What goes around comes around. Perhaps what you wish for will occur — again, as that’s exactly what the custom was during Roman times. As Paul Veyne writes in his chapter of the book he also edited, Volume I of A History of Private Life:

“The social and institutional character of the Roman economy was so different from that of our own that it is tempting to call it archaic. It sustained, nevertheless, a high level of production and was as dynamic and ruthless as capitalism. For, if Roman aristocrats distinguished themselves by their culture and their interest in philosophy, they were still avid for profit. The greatest nobles talked business. Pliny, a senator, in letters intended to be specimens of the finest in the genre, held up his behavior as a wealthy landlord as an example for others to follow. When a noble wished to get rid of old furniture or building materials, he held a public auction. (Auctions were the normal way for private individuals to sell their used belongings; the emperors themselves auctioned off unwanted palace furniture.) Money was not supposed to lie idle. Even loans to friends and relatives earned interest (not charging interest on such loans was considered a mark of special virtue). A woman’s father had to pay interest to her husband if transfer of her dowry was delayed. Usury was a part of daily life; modern anti-Semites might have made ancient Rome the object of their obsession instead of the Jews. In Rome commerce and money-lending were not left exclusively to professionals or to any one class of society. Any toil, no matter how pleasurable, merited payment. One picturesque aspect of amorous customs among the Romans was that the female partner in a high-society affair was paid for her trouble. A matron who deceived her husband received a large sum or, in some cases, an annual income from her lover. Some cads reclaimed these gifts when affairs were broken off, and on occasion the courts became involved. The practice of accepting gifts from lovers was considered not prostitution but work for hire. The woman did not give herself because she was paid, the jurists held; she was rewarded for giving herself of her own free will. She who loved best was most handsomely paid. Women sought the wages of adultery as eagerly as men sought dowries.”
7.31.2008 1:49pm
Chuck Pelto (mail) (www):
TO: theobromophile
RE: The Truth Hurts?

...we've moved into an era in which men treat all women like hookers. -- theobromophile


On the one hand, it's true, to a great degree. A LOT of men treat a LOT of women as if they are hookers, prostituting themselves for the attention of men.
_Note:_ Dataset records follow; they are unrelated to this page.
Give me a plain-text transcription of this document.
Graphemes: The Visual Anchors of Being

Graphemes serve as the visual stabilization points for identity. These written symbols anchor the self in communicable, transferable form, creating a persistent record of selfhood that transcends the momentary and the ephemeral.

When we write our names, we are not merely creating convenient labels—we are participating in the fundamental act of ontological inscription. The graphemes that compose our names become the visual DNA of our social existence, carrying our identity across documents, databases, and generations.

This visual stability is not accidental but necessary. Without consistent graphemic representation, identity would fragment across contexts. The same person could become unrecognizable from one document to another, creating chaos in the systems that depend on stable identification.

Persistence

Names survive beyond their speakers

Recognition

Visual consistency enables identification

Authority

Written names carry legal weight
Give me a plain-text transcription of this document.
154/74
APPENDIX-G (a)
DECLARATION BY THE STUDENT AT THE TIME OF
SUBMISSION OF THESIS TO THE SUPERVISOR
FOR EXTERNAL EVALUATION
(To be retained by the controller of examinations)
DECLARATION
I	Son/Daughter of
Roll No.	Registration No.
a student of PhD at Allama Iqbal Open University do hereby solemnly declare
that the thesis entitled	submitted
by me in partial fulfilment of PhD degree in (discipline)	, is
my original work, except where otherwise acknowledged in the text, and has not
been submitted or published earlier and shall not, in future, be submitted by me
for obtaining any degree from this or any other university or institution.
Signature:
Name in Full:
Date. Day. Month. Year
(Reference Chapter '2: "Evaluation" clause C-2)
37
On the other hand, it's likewise true that a lot of women ARE 'prostituting themselves'. Just for the attention of men. If you doubt this, look at how a lot of young women are dressing and acting. I'm talking role-models of Spears and Hilton. I think Dr. 'Instawife' Helen could have a field day with this topic.

On the third hand, there are a good number of men and women who still respect each other. Many of them have a code of conduct based in {HORROR!} Christian ethics. [Note: By the by, Christianity did not buy into the 'sexual revolution'. Why? Because it is not written....]

Regards,

Chuck(le)
7.31.2008 5:28pm
Chuck Pelto (mail) (www):
P.S. Reviewing your earlier comment....


....we've moved into an era in which men treat all women like hookers. -- theobromophile


Isn't that a bit of prejudice? With a goodly dash of misandry? As in [all] men?

I know a good number of christian men who do not do such. Indeed. They hardly look at another woman as a sexual object. And, oddly enough, they all have wifes and children.

But you seem to be of the opinion that all men do such. Or at least that's the way any reasonably prudent understanding of English would read it.